"Die Zeit erhebt die meisten Fotografien, selbst die amateurhaftesten, zu Kunst", schrieb Susan Sontag in ihrer 1977 erschienenen Essaysammlung "On Photography", einem Band, der schon am Tag seiner Veröffentlichung versprach, ein Klassiker in der Fotografietheorie zu werden. Der Begriff "Amateurfotografie" klingt 40 Jahre später ein bisschen altertümlich, auch wenn man jeden Berufsfotografen verstehen kann, der auf diese Abgrenzung zu Recht Wert legt. Was bedeutet diese Bezeichnung noch in einer Zeit, in der jeder ständig fotografiert?

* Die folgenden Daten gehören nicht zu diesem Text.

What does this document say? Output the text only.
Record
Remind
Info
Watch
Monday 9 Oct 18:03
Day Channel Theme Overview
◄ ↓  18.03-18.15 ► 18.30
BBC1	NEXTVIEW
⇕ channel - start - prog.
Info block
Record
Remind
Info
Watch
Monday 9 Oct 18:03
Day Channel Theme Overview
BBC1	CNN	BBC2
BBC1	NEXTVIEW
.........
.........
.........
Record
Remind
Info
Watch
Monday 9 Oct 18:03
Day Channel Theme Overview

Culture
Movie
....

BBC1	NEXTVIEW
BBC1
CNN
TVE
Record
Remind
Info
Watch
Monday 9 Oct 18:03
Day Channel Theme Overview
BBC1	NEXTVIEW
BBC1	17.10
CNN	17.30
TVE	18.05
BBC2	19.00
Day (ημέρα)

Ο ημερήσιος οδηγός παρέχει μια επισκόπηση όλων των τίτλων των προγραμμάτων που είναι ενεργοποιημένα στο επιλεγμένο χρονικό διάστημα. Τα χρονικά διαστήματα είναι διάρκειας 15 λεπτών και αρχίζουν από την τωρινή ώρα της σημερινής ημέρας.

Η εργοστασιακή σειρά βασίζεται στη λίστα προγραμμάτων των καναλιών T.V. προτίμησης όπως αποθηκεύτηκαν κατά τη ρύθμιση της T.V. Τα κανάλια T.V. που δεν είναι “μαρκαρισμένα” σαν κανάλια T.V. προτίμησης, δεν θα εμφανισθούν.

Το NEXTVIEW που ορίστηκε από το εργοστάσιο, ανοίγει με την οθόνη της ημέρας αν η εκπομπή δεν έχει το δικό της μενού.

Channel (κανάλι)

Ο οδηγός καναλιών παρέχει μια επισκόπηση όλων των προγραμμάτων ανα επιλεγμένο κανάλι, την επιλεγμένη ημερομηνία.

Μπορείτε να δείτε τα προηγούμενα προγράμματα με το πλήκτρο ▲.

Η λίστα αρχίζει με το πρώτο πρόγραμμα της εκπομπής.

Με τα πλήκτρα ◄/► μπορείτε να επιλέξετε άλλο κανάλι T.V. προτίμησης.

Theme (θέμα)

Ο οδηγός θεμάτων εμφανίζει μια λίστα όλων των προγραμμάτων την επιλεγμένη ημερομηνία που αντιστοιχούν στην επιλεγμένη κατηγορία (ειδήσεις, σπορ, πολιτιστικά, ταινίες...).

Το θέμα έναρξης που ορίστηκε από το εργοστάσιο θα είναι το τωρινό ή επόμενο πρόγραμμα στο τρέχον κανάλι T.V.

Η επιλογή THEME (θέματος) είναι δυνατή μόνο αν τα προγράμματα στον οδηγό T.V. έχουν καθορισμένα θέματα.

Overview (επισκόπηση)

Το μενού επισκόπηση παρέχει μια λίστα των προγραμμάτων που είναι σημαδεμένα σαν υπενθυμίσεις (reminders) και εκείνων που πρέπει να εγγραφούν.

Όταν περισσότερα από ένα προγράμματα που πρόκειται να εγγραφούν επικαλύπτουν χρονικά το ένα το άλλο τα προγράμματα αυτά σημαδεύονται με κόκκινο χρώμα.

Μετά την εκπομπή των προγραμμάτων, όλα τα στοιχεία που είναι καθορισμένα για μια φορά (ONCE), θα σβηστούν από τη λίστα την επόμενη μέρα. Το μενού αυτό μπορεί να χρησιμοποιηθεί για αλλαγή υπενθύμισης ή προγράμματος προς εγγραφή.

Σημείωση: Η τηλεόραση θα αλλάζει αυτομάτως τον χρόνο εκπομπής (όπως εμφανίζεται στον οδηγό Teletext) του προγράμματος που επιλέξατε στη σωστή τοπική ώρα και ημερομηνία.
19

Der wohlwollende Blick auf das Unverstellte, "Unverbildete" der von künstlerischen Absichten freien Amateurfotografie lässt sich nur von der Warte des geschulten Connaisseurs einnehmen. Das heißt, man muss einen gemeinsamen Begriff davon haben, was künstlerische oder auch professionelle Fotografie leisten muss, um im Unterschied dazu den Amateur zu identifizieren. Diesen Blick wiederum umzukehren, fremde Archive zu einem eigenen Werkskörper zusammenzustellen, ist eine Methode, die in der Foto- und Konzeptkunst viele gute Werke hervorgebracht hat. Ähnlich arbeitet der in Paris lebende Filmemacher Lee Shulman, der für sein "Anonymous Project" Amateurfotos aus den 1950er- und 60er-Jahren zusammenträgt.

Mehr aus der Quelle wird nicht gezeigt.